Sepsis was defined in 1991 by the systemic inflammatory response syndrome (SIRS) criteria which consisted mostly of physiologic responses to infection or inflammation (fever, tachycardia, tachypnea, and leukocytosis). These criteria were initially proposed to identify patients with gram-negative bloodstream infection (BSI). However, most patients with BSI are not critically ill at initial presentation using objective clinical scores for acute severity of illness, such as the Pitt bacteremia score (PBS).

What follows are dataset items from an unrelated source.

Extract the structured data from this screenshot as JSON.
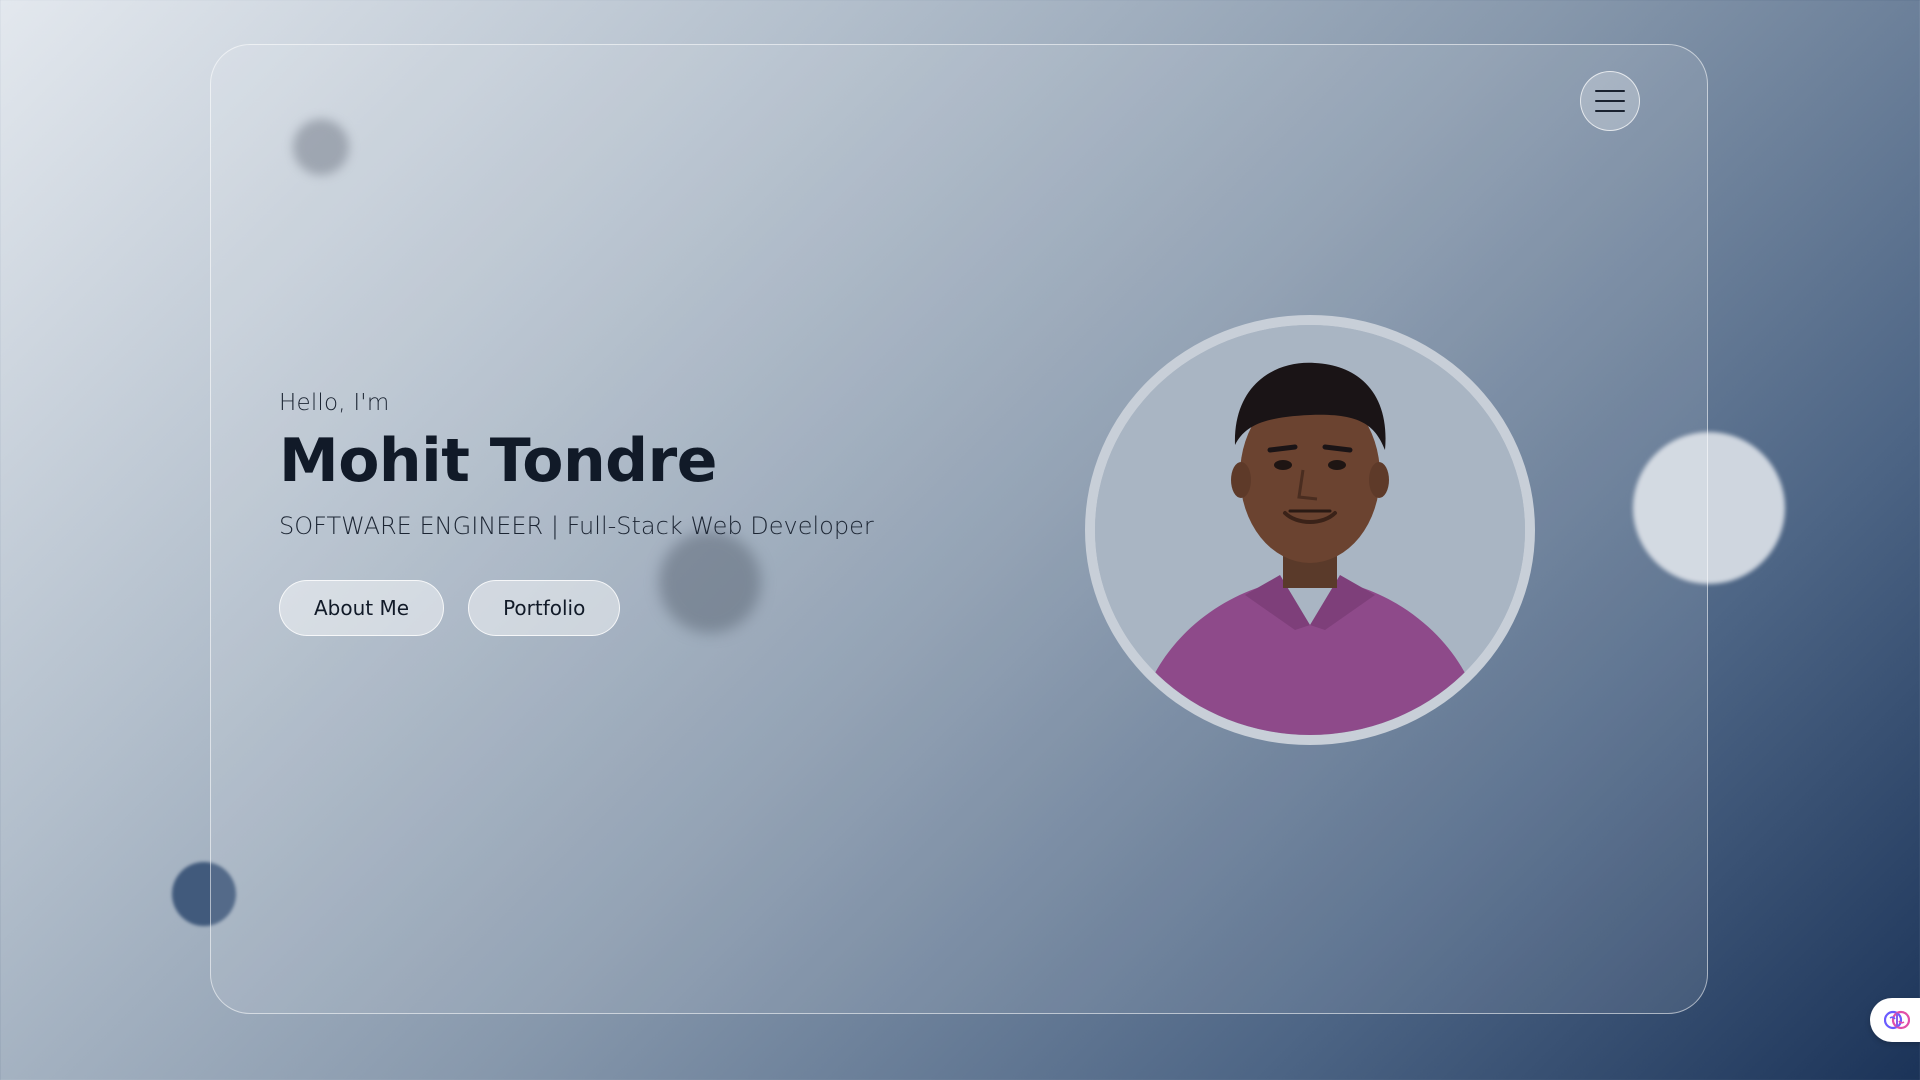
{
  "hero": {
    "greeting": "Hello, I'm",
    "name": "Mohit Tondre",
    "role": "SOFTWARE ENGINEER | Full-Stack Web Developer"
  },
  "buttons": {
    "about_label": "About Me",
    "portfolio_label": "Portfolio"
  },
  "menu": {
    "icon": "hamburger-menu-icon"
  },
  "photo": {
    "alt": "Portrait of Mohit Tondre"
  },
  "widget": {
    "icon": "brain-icon"
  },
  "colors": {
    "accent_shirt": "#8e4a8a",
    "text_dark": "#111a28"
  }
}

Lack of specificity and low positive predictive value (PPV) are other pitfalls of the SIRS criteria. Moreover, the implementation of sepsis interventions based on this outdated definition failed to improve patients’ outcomes and in some settings was associated with increased use of broad-spectrum antibiotics and Clostridioides difficile (C. difficile) infection. In 2016, sepsis was redefined as a dysregulatory host response to life-threatening infections using quick sequential organ failure assessment (qSOFA) score. The presence of two of three bedside clinical variables (hypotension, respiratory distress, and altered mental status) that have consistently predicted mortality in patients with infections now constitutes sepsis. The scientific debate continues in the medical literature regarding the performance of the new criteria. Some medical professionals and quality organizations consider these changes to the sepsis definition too revolutionary and are resistant to altering existing medical practice. This narrative review presents infection as a continuum from localized to systemic infection (pre-sepsis) with the potential progression into sepsis and septic shock if appropriate antibiotic therapy and source control are delayed. The review assesses host and microbial factors that may influence the rate of progression through the sepsis cascade and proposes diagnostic considerations and management decisions at each step of the way. It emphasizes the need to utilize precision medicine concepts in selecting empirical antibiotic therapy based on patient-specific risk factors for infections due to resistant bacteria and potential benefits from appropriate therapy across the sepsis spectrum.